Indianapolis photographer shares love of her business
by Joshua Palmer
Evelyn Plicner says she's been exposed to and interested in photography since she was child, learning the hobby from her father. After her desire to be an insurance claims adjuster faded after 30 years, she decided to develop her own business, Imagine That! Studio, in 1999. "Photography was what I knew and loved, so that's what I did," Plicner says
Who we talked to
Evelyn Plicner, owner
Imagine That! Studio
5230 E. 74th Place
How has the advent of digital technology affected the way you do business?
"It certainly has improved photography quite a bit because we don't have to wait to process film — the photographer can see the photo immediately — so everything is a lot faster. We know right away if there are lighting issues or if a pose wasn't right. Instead of having to reschedule a photo shoot after the film came in like they did in the past, all we have to do is retake the photo right there. It's easier for the photographer and the client."
What are some of the tricks you use to get the best portraits of your clients?
"For babies, you have to shoot a lot of photos and have lots of things, like toys, to occupy them with. A lot of times, we'll have the parents standing right behind us to get their attention and make them smile. Parents always know best what makes their children smile or laugh. For older subjects, the trick to taking good portraits is having them relax and developing a rapport. The more you talk to the subject, the more they relax, and we get better photographs."
What's the most common photography mistake people make?
"The most common mistake is taking a photo with light coming from behind the subject. The camera's light meter will read all the light coming in, but it's not intelligent enough to illuminate the subject in the foreground. You'll get a great-looking background but your subject will be all shadows. To avoid this, you can change the orientation of the photograph, or use your flash, even outdoors. A lot of people think you can only use a flash when it's dark, but you can use it to fill in shadows or to fill in the back lighting of a photograph."

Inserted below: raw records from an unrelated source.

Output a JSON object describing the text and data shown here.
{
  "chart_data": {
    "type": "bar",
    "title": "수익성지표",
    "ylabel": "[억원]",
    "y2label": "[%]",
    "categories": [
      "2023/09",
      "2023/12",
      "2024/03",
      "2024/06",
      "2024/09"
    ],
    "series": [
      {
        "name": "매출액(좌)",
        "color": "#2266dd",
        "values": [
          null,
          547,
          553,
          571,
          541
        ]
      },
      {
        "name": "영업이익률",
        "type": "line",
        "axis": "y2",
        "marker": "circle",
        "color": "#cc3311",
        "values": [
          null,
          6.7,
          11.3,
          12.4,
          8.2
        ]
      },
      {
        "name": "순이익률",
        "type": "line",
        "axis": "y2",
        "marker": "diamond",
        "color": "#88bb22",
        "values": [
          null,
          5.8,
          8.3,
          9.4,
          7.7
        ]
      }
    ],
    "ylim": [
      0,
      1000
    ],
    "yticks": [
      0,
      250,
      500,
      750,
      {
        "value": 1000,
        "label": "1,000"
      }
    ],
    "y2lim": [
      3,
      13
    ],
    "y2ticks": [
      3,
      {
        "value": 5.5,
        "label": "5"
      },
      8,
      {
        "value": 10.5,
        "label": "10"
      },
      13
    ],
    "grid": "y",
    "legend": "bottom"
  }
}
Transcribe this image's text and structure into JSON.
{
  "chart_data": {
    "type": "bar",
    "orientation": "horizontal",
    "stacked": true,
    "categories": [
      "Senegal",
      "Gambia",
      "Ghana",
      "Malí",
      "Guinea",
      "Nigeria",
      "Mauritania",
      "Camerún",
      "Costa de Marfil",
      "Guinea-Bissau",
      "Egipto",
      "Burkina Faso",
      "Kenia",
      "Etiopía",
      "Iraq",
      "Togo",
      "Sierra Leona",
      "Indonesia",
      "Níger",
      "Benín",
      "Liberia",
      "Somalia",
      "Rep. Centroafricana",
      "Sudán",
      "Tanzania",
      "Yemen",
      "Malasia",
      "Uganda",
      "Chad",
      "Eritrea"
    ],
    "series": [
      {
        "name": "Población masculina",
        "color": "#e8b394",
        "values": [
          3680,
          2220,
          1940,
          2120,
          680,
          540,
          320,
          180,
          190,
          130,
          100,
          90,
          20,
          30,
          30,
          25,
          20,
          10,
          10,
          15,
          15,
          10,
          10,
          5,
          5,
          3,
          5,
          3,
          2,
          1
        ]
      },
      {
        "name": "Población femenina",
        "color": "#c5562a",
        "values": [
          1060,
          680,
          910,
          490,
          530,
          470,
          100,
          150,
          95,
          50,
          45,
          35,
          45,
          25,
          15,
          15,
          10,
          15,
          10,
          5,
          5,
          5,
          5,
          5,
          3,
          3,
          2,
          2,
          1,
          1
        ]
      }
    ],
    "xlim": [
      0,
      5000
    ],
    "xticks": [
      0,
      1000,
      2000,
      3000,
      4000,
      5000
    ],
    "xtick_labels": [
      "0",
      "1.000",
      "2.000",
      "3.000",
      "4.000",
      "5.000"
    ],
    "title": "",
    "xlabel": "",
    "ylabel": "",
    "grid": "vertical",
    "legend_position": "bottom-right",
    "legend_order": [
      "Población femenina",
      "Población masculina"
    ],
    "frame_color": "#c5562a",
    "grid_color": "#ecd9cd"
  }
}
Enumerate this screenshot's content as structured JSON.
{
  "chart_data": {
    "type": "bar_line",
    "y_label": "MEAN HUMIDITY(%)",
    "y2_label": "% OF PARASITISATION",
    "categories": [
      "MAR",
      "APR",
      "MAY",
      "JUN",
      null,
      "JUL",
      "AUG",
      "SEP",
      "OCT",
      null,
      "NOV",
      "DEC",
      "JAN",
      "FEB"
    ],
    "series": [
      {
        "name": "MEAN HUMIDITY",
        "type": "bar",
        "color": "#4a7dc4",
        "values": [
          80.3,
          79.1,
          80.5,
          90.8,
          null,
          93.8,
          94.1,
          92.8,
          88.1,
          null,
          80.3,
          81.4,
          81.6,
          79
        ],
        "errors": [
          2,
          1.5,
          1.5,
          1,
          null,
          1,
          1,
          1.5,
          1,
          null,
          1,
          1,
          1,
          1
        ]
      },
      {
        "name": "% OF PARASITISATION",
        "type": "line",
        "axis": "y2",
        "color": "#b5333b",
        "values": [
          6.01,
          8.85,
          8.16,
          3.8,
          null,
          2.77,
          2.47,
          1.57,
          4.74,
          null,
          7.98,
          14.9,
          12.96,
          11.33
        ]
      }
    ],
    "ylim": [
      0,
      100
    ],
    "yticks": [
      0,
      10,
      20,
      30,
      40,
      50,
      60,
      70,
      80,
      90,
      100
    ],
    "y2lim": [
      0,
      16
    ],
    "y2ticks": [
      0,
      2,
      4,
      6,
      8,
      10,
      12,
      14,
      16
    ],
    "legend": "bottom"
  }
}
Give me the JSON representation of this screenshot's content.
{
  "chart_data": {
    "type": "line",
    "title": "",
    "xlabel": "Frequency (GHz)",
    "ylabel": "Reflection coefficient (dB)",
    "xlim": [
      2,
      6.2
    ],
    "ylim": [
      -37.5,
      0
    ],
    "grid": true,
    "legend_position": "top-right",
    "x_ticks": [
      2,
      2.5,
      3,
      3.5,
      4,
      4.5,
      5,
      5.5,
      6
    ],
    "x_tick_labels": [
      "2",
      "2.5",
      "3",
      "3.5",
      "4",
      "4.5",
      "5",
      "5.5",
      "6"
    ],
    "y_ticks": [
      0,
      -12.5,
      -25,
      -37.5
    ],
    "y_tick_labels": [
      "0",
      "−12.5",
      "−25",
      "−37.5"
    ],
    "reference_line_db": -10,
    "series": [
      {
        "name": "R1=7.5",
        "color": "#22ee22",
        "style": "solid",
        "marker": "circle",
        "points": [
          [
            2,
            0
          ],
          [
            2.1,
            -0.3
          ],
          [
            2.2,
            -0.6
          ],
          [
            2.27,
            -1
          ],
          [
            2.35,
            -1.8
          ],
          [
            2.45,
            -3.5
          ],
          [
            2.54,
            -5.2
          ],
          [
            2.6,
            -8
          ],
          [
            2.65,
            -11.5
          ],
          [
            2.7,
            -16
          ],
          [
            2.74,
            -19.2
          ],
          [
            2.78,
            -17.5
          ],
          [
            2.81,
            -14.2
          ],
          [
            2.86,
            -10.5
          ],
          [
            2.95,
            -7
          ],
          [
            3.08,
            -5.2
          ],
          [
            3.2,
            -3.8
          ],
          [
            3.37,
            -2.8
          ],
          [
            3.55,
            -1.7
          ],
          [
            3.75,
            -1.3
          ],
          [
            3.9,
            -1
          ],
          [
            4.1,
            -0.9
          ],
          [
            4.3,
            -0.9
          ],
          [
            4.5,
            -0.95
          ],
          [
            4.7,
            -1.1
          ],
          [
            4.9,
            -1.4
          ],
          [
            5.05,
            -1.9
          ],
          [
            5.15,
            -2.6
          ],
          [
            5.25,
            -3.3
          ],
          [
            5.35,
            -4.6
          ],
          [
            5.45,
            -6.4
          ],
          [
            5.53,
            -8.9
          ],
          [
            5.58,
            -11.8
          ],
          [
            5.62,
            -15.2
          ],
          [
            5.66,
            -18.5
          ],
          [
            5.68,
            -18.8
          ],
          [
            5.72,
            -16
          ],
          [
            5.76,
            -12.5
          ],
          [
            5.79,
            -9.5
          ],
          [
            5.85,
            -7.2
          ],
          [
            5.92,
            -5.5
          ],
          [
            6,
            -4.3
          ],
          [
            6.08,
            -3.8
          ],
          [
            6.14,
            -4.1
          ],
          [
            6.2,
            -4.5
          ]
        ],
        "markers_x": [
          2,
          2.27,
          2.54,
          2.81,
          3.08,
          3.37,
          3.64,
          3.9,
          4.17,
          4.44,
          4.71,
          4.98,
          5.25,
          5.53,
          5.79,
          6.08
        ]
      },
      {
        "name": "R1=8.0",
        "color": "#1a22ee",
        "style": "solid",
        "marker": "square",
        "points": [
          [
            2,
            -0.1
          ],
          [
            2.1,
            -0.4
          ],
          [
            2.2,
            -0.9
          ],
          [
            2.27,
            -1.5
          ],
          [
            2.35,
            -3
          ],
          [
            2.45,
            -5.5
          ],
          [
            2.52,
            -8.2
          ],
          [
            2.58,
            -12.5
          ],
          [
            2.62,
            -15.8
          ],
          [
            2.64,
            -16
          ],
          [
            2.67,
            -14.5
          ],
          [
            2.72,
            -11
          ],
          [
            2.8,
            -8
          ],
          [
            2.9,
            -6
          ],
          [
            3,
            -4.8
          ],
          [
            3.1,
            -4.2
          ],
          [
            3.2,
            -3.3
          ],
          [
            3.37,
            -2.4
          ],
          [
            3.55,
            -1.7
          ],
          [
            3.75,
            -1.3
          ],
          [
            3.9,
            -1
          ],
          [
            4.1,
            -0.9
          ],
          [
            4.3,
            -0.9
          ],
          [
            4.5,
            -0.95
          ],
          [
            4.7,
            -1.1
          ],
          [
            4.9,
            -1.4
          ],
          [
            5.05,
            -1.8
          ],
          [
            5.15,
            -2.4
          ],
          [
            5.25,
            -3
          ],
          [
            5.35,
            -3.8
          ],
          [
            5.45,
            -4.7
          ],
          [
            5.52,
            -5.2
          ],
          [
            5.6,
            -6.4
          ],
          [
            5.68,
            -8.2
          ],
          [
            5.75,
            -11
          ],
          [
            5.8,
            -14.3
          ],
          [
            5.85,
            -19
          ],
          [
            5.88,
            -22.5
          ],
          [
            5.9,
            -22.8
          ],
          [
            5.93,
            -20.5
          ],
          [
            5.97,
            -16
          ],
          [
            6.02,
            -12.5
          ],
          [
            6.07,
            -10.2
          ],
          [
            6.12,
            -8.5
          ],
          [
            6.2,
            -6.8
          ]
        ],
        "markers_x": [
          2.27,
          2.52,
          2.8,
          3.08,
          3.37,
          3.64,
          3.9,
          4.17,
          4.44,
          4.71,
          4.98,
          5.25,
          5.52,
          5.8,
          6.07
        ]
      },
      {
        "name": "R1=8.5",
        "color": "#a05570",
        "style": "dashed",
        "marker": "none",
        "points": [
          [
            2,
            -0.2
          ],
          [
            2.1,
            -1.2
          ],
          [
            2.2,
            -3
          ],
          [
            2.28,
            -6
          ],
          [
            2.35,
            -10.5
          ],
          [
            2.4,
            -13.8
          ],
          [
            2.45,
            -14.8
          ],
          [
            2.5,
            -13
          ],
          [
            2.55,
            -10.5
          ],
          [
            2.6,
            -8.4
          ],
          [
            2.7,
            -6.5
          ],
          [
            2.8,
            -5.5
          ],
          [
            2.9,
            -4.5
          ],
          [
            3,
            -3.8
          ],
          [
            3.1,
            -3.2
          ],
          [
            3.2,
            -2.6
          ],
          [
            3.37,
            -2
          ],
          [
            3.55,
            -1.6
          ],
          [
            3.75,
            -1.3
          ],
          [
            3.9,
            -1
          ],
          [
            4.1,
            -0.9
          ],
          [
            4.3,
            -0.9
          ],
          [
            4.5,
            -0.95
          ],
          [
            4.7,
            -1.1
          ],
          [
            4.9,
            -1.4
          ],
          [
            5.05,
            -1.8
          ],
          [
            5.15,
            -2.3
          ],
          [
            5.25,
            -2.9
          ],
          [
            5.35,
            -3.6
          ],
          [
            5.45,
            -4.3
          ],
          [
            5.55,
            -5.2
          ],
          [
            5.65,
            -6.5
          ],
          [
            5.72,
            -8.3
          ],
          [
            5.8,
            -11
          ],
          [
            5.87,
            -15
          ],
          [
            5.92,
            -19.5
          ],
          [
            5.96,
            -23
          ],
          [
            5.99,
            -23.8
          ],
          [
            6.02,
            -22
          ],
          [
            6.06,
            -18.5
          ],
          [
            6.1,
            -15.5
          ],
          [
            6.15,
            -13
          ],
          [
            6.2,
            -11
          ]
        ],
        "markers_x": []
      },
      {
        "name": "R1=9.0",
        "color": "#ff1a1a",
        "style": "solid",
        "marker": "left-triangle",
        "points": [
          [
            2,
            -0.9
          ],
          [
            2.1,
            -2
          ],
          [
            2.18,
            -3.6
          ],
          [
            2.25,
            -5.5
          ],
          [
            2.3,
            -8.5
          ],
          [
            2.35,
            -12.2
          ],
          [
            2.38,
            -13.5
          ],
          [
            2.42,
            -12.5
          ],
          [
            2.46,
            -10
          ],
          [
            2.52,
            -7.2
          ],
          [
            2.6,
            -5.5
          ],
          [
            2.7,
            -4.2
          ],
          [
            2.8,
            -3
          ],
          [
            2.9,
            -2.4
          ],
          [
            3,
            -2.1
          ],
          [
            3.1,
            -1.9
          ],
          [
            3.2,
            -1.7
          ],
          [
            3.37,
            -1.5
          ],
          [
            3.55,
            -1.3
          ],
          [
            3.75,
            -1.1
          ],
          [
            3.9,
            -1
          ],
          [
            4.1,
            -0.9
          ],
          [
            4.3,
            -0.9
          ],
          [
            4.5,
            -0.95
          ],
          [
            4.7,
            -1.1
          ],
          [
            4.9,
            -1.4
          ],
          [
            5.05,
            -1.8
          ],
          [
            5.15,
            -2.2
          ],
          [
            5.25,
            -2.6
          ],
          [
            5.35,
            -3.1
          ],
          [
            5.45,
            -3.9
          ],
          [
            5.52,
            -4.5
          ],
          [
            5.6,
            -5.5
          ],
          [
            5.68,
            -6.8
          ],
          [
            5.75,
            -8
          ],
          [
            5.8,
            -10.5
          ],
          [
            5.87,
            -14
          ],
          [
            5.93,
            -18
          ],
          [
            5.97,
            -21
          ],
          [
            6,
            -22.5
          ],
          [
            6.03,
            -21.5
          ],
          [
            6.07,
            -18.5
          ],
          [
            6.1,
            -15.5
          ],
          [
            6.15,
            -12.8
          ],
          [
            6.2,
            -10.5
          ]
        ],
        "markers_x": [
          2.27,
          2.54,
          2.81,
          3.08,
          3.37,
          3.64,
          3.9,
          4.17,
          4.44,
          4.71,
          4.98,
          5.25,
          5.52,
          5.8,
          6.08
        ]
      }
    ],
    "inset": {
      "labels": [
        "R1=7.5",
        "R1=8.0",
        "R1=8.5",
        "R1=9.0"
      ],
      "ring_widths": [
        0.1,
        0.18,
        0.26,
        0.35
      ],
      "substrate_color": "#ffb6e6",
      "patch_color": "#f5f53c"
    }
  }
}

Do you have a favorite camera?
"I'm using a Nikon D200 right now. I'm very happy with it: it fits my hands; it has every bell and whistle I could possibly need; and it certainly gives my photos a very professional quality. All of my photographers are shooting with Nikons right now. If someone wants their photographs shot in film, we have a lot of medium-format film cameras and 35-millimeter Nikons we can use as well, but we haven't pulled those out and used them in quite a while."
Who's your favorite photographer?
"Annie Liebovitz. When you see her work, you can just tell it's an Annie Liebovitz photograph."